The continued growth of this ecosystem is inevitable, and CSPs will need to participate in it to remain competitive. The ecosystem requires a whole new business model — and a new, integrated, service-centric OSS that understands how services are created, configured and assured, and also understands what resources are invoked.

“To automate third-party interactions and to facilitate the monetization of content services, CSPs must expose re-usable elements, such as presence or location,” asserts Gartner’s Kurth. “How well a CSP exposes its OSS capabilities to third parties will determine its success.”

Telecom software plays an essential role in delivering and managing content services. “For example, Service Delivery Platforms manage the creation and delivery of services and metadata,” says Analysys Mason’s Roseboro. “They also ensure that device configurations and settings are optimal for subscribed services.”

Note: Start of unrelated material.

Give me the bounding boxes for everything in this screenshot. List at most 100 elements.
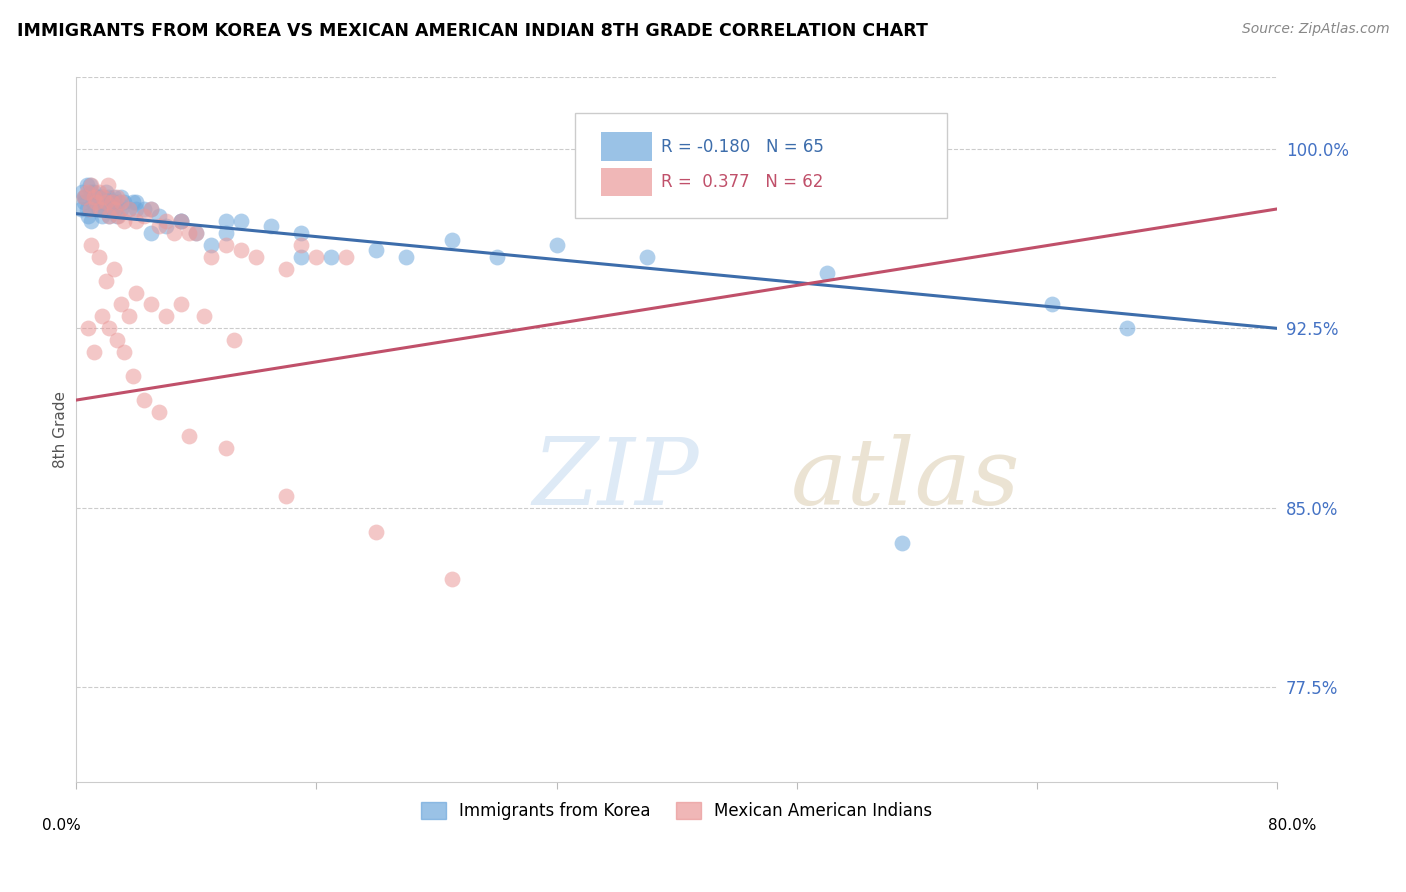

By distributing secure, high-quality services and content, CSPs can monetize the ecosystem. To do so, however, requires an OSS that can manage services across multiple networks as well as partner boundaries, and that can create service bundles from individual service elements. “To remain competitive, CSPs must participate in a secure, cost-effective ecosystem that is easy for third parties to utilize,” says Stratecast’s Ruzicka. “At the same time, CSPs will ultimately be responsible for the quality of service experienced by their customers.”

User-Generated Services
The services and content ecosystem makes it possible to create and deploy customized services for narrow target markets, including the market of one, thereby setting the stage for an explosion of user-generated services. This means that service creation, distribution and customization will migrate to end users and to a diversity of end-user devices.
 “Over the next five years, we expect considerable carrier investment in new distributed OSS architectures that underpin the ecosystem as well as user-generated services,” says Kurth.

According to Ruzicka, “This user-centered environment requires an integrated, automated, and scalable OSS that is device and service independent.” It also requires that end users be given real-time access to the OSS using intuitive interfaces that allow them to create services, invoke resources and manage quality.

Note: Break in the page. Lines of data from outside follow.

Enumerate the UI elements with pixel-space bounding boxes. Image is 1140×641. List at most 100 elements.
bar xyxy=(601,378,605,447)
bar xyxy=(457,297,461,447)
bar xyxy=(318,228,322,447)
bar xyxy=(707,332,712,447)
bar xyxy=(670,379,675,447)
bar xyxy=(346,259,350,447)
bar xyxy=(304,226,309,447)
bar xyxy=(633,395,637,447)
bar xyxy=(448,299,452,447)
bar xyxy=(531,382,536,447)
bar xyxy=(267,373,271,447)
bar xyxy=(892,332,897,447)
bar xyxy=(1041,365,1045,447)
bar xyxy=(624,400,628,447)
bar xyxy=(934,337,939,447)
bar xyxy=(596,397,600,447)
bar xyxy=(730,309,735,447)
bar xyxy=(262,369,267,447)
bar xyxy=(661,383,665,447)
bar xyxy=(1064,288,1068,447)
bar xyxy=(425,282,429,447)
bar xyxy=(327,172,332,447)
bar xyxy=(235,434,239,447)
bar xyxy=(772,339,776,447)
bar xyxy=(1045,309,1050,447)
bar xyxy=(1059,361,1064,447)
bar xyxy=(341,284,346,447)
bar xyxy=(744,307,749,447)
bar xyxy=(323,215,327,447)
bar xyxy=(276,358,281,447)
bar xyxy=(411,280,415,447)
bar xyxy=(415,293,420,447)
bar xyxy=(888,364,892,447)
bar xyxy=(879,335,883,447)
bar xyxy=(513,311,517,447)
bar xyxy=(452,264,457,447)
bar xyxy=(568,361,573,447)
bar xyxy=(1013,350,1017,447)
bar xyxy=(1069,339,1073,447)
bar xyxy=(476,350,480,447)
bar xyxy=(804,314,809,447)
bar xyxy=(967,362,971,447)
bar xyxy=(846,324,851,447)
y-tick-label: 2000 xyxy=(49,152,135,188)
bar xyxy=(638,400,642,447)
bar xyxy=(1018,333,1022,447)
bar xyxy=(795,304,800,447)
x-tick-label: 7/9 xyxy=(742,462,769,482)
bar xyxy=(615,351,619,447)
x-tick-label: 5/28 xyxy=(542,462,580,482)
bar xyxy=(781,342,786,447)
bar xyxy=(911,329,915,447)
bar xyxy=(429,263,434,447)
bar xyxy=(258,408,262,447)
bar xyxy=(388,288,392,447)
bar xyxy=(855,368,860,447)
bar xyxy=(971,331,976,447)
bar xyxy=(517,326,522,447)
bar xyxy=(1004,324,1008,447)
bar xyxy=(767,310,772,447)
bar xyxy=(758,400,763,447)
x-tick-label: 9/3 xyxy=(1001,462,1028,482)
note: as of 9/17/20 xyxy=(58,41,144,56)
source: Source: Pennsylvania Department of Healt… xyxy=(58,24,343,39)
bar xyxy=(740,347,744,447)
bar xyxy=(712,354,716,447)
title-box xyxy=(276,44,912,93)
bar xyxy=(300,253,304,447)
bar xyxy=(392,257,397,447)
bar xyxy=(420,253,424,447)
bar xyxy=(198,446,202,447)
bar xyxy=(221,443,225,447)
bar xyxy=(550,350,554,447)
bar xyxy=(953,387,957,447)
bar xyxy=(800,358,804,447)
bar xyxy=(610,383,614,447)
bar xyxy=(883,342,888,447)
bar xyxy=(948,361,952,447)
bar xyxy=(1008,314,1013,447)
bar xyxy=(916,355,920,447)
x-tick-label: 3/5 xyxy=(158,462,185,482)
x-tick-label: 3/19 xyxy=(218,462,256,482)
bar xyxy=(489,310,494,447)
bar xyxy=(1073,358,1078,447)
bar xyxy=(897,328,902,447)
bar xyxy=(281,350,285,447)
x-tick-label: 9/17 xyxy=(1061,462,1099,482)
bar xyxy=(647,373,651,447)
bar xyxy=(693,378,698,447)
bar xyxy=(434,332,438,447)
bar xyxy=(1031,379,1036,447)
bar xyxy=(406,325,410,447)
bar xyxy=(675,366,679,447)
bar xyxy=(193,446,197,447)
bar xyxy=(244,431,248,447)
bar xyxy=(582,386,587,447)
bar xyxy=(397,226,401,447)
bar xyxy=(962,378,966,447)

The OSS infrastructure must be supplemented with business processes and rules. “To give customers choice and control while preventing them from making configuration errors, CSPs must implement automated bullet-proof processes,” cautions Ruzicka.

Providing scalability and security as well as real-time access and rules-based service creation is a significant challenge to developing the OSS of the future. A fundamental shift in the way users acquire, share and manipulate content is already taking place, however. CSPs who embrace their users and the services ecosystem will open up a world of new possibilities — and new markets — that will enable them to grow and prosper.

OSS: The Next Generation
The emergence of a services ecosystem and the proliferation of converged, user-controlled services are driving the need for a next-generation OSS that is flexible and scalable and that provides secure, real-time access to end users.

The next-generation OSS must enable an ecosystem that delivers unique services and content. It must provide a foundation for the new business models critical to the success of CSPs. And finally, it must manage any service or application, for any device, over any infrastructure, whether network or IT.

“For the foreseeable future, most implementations will not have the integration to interact with the services ecosystem and deliver converged, user-controlled services in an optimal or cost-effective manner,” concludes Ruzicka. But she goes on to state that “The next-generation OSS and its benefits will ultimately be delivered.”

CSPs must push forward with integrated OSS that can meet the challenges of the future. Their competitive position and ultimate success depend on it.